As online marketing and search engine marketing in particular have evolved over the years, more and more metrics and data sources have become available to marketers. This is a great thing for analy...
Quantify Value of Micro-Conversions to Avoid Bad Decisions
Written by Chris Crum

As online marketing and search engine marketing in particular have evolved over the years, more and more metrics and data sources have become available to marketers. This is a great thing for analyzing campaigns and strategies, learning from them and improving upon them. However, all of this data can get extremely overwhelming, which is why it’s important to have strategies for the analytical process itself.

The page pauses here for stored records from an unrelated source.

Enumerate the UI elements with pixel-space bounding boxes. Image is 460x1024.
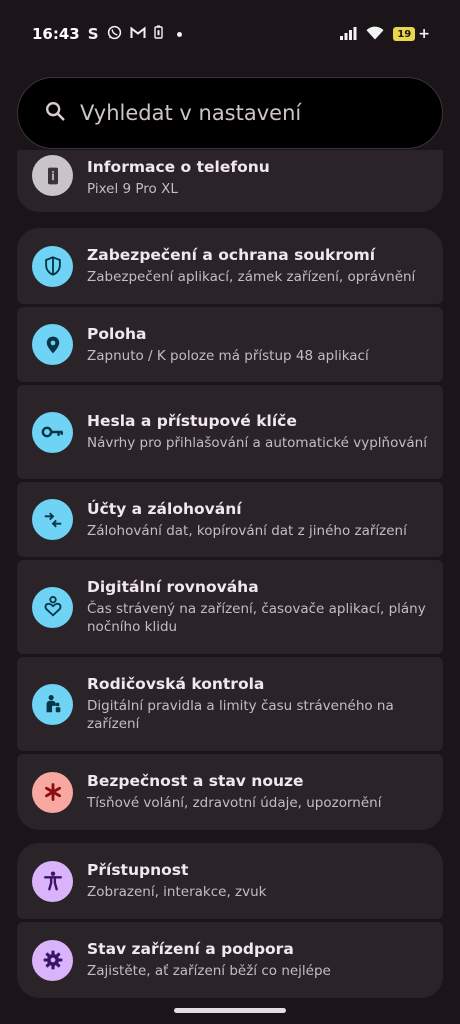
settings-item-title: Poloha: [87, 324, 147, 343]
settings-search-bar[interactable]: Vyhledat v nastavení: [17, 77, 443, 149]
settings-item-subtitle: Zálohování dat, kopírování dat z jiného …: [87, 522, 407, 539]
settings-item-device-health[interactable]: Stav zařízení a podpora Zajistěte, ať za…: [17, 922, 443, 998]
emergency-asterisk-icon: [32, 771, 73, 813]
accessibility-icon: [32, 860, 73, 902]
clock: 16:43: [32, 25, 80, 43]
settings-item-subtitle: Tísňové volání, zdravotní údaje, upozorn…: [87, 795, 382, 811]
settings-item-title: Rodičovská kontrola: [87, 675, 265, 693]
charging-plus-icon: +: [418, 26, 430, 42]
settings-item-title: Hesla a přístupové klíče: [87, 412, 297, 430]
app-s-icon: S: [87, 25, 99, 43]
settings-item-subtitle: Zobrazení, interakce, zvuk: [87, 884, 267, 900]
key-icon: [32, 411, 73, 453]
sync-arrows-icon: [32, 499, 73, 540]
settings-item-passwords[interactable]: Hesla a přístupové klíče Návrhy pro přih…: [17, 385, 443, 479]
search-placeholder: Vyhledat v nastavení: [80, 101, 302, 125]
phone-info-icon: [32, 155, 73, 196]
whatsapp-icon: [107, 25, 122, 44]
settings-group-accessibility: Přístupnost Zobrazení, interakce, zvuk S…: [17, 843, 443, 998]
search-icon: [44, 100, 66, 126]
settings-item-subtitle: Čas strávený na zařízení, časovače aplik…: [87, 601, 426, 635]
shield-icon: [32, 245, 73, 287]
settings-item-title: Přístupnost: [87, 861, 189, 879]
battery-level: 19: [397, 28, 412, 40]
settings-item-accessibility[interactable]: Přístupnost Zobrazení, interakce, zvuk: [17, 843, 443, 919]
settings-item-digital-wellbeing[interactable]: Digitální rovnováha Čas strávený na zaří…: [17, 560, 443, 654]
wellbeing-icon: [32, 586, 73, 628]
settings-item-subtitle: Návrhy pro přihlašování a automatické vy…: [87, 435, 427, 451]
parental-icon: [32, 683, 73, 725]
battery-indicator: 19: [393, 27, 416, 41]
settings-item-parental-controls[interactable]: Rodičovská kontrola Digitální pravidla a…: [17, 657, 443, 751]
settings-item-subtitle: Digitální pravidla a limity času stráven…: [87, 698, 394, 732]
settings-item-title: Bezpečnost a stav nouze: [87, 772, 304, 790]
settings-item-location[interactable]: Poloha Zapnuto / K poloze má přístup 48 …: [17, 307, 443, 382]
settings-item-subtitle: Zajistěte, ať zařízení běží co nejlépe: [87, 963, 331, 979]
settings-group-about: Informace o telefonu Pixel 9 Pro XL: [17, 150, 443, 212]
cell-signal-icon: [339, 25, 357, 44]
gmail-icon: [130, 25, 146, 43]
status-bar: 16:43 S 19 +: [0, 0, 460, 68]
settings-item-title: Účty a zálohování: [87, 499, 242, 518]
settings-item-title: Zabezpečení a ochrana soukromí: [87, 246, 376, 264]
settings-group-security: Zabezpečení a ochrana soukromí Zabezpeče…: [17, 228, 443, 830]
settings-item-subtitle: Pixel 9 Pro XL: [87, 181, 178, 197]
settings-item-safety-emergency[interactable]: Bezpečnost a stav nouze Tísňové volání, …: [17, 754, 443, 830]
gear-icon: [32, 939, 73, 981]
notification-dot: [176, 31, 182, 37]
settings-item-subtitle: Zabezpečení aplikací, zámek zařízení, op…: [87, 269, 416, 285]
gesture-home-bar[interactable]: [174, 1008, 286, 1013]
settings-item-title: Digitální rovnováha: [87, 578, 259, 596]
settings-item-subtitle: Zapnuto / K poloze má přístup 48 aplikac…: [87, 347, 369, 364]
location-pin-icon: [32, 324, 73, 365]
settings-item-accounts-backup[interactable]: Účty a zálohování Zálohování dat, kopíro…: [17, 482, 443, 557]
settings-item-security-privacy[interactable]: Zabezpečení a ochrana soukromí Zabezpeče…: [17, 228, 443, 304]
battery-saver-icon: [153, 25, 163, 43]
settings-item-about-phone[interactable]: Informace o telefonu Pixel 9 Pro XL: [17, 150, 443, 212]
settings-item-title: Stav zařízení a podpora: [87, 940, 294, 958]
wifi-icon: [366, 25, 384, 44]
settings-item-title: Informace o telefonu: [87, 158, 270, 176]
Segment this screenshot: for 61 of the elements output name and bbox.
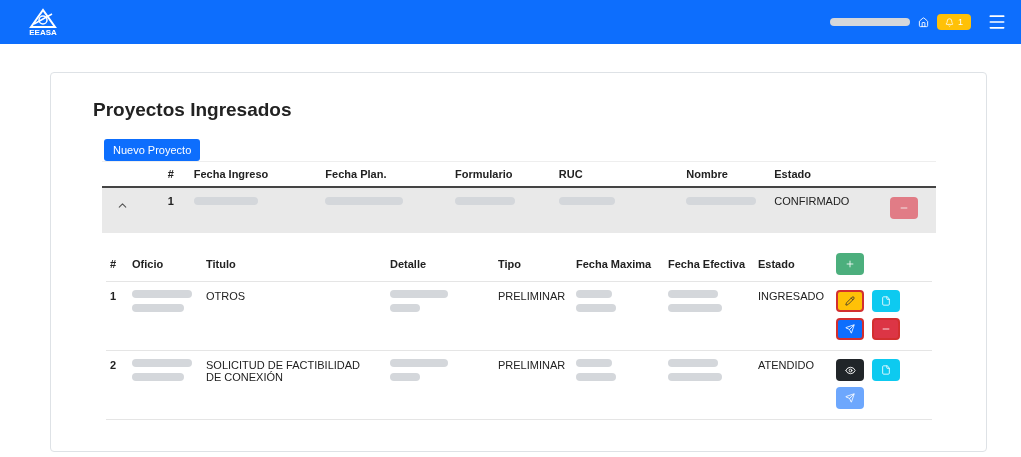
table-cell: INGRESADO <box>758 290 824 302</box>
blurred-text <box>668 304 722 312</box>
table-cell: CONFIRMADO <box>774 195 850 207</box>
blurred-text <box>576 373 616 381</box>
view-button[interactable] <box>836 359 864 381</box>
column-header: Estado <box>774 168 811 180</box>
page-title: Proyectos Ingresados <box>93 99 293 121</box>
blurred-text <box>576 359 612 367</box>
table-cell: PRELIMINAR <box>498 290 566 302</box>
column-header: Estado <box>758 258 795 270</box>
send-icon <box>845 393 855 403</box>
table-cell: PRELIMINAR <box>498 359 566 371</box>
send-button[interactable] <box>836 318 864 340</box>
column-header: Detalle <box>390 258 427 270</box>
bell-icon <box>945 17 954 27</box>
send-icon <box>845 324 855 334</box>
blurred-text <box>390 304 420 312</box>
table-cell: OTROS <box>206 290 246 302</box>
column-header: # <box>167 168 174 180</box>
file-icon <box>881 296 891 306</box>
home-icon[interactable] <box>918 16 929 28</box>
column-header: Titulo <box>206 258 236 270</box>
table-cell: 1 <box>110 290 117 302</box>
blurred-text <box>390 373 420 381</box>
column-header: Fecha Efectiva <box>668 258 746 270</box>
file-icon <box>881 365 891 375</box>
column-header: Fecha Maxima <box>576 258 652 270</box>
table-cell: ATENDIDO <box>758 359 815 371</box>
blurred-text <box>132 304 184 312</box>
table-cell: 2 <box>110 359 117 371</box>
blurred-text <box>668 290 718 298</box>
edit-button[interactable] <box>836 290 864 312</box>
table-cell: 1 <box>167 195 174 207</box>
plus-icon <box>845 259 855 269</box>
blurred-text <box>668 373 722 381</box>
logo-text: EEASA <box>29 27 57 37</box>
blurred-text <box>576 290 612 298</box>
logo-icon <box>28 7 58 28</box>
column-header: Oficio <box>132 258 164 270</box>
column-header: Nombre <box>686 168 728 180</box>
blurred-text <box>390 290 448 298</box>
blurred-text <box>132 290 192 298</box>
menu-icon[interactable] <box>987 12 1007 32</box>
column-header: RUC <box>558 168 583 180</box>
pencil-icon <box>845 296 855 306</box>
blurred-text <box>576 304 616 312</box>
blurred-text <box>668 359 718 367</box>
column-header: Formulario <box>455 168 513 180</box>
eye-icon <box>844 364 856 376</box>
blurred-text <box>390 359 448 367</box>
add-button[interactable] <box>836 253 864 275</box>
column-header: Tipo <box>498 258 521 270</box>
column-header: # <box>110 258 117 270</box>
column-header: Fecha Ingreso <box>193 168 269 180</box>
delete-button[interactable] <box>872 318 900 340</box>
new-project-button[interactable]: Nuevo Proyecto <box>104 139 201 161</box>
blurred-text <box>132 359 192 367</box>
blurred-text <box>132 373 184 381</box>
column-header: Fecha Plan. <box>325 168 387 180</box>
notification-count: 1 <box>958 17 963 27</box>
table-cell-text: SOLICITUD DE FACTIBILIDAD DE CONEXIÓN <box>206 359 362 383</box>
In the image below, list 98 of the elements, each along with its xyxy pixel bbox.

A couple weeks ago, Google’s Analytics Evangelist, Avinash Kaushik gave a keynote speech at Search Engine Strategies New York. WebProNews interviewed him shortly after, picking his brain about how online marketers can sort through and maximize the incredible amounts of data they have access to.

Kaushik says a lot of people will open their analytics tool and just look at the top ten or twenty rows of data, but there are strategies to help you see more of the picture. A few specific examples:

– In-line segmentation
– Tag Clouds
– Keyword trees

Basically, these are all things that can take large amounts of keywords and let you visualize the top performers, and understand the data. It can help you look at how strong your brand terms are, compared with different categories, for example. These things are explored further in Avinash’s keynote:

Avinash places great emphasis on quantifying the economic value of things – your different goals. Quantify the "micro-conversions" as he calls them. This could be placing a dollar value on RSS feed subscribers, or on ad clicks, affiliate clicks, number of reviews, number of downloads, number of phone calls that were made to convert offline, etc.

"Quantify the complete impact of a site, otherwise you’re going to be making bad decisions," he says.

The more you can break down your site in terms of the goals you are trying to achieve, and place specific values on these goals, the better you can understand the bigger picture and the vast amount of analytical data that concerns the performance of your online marketing efforts.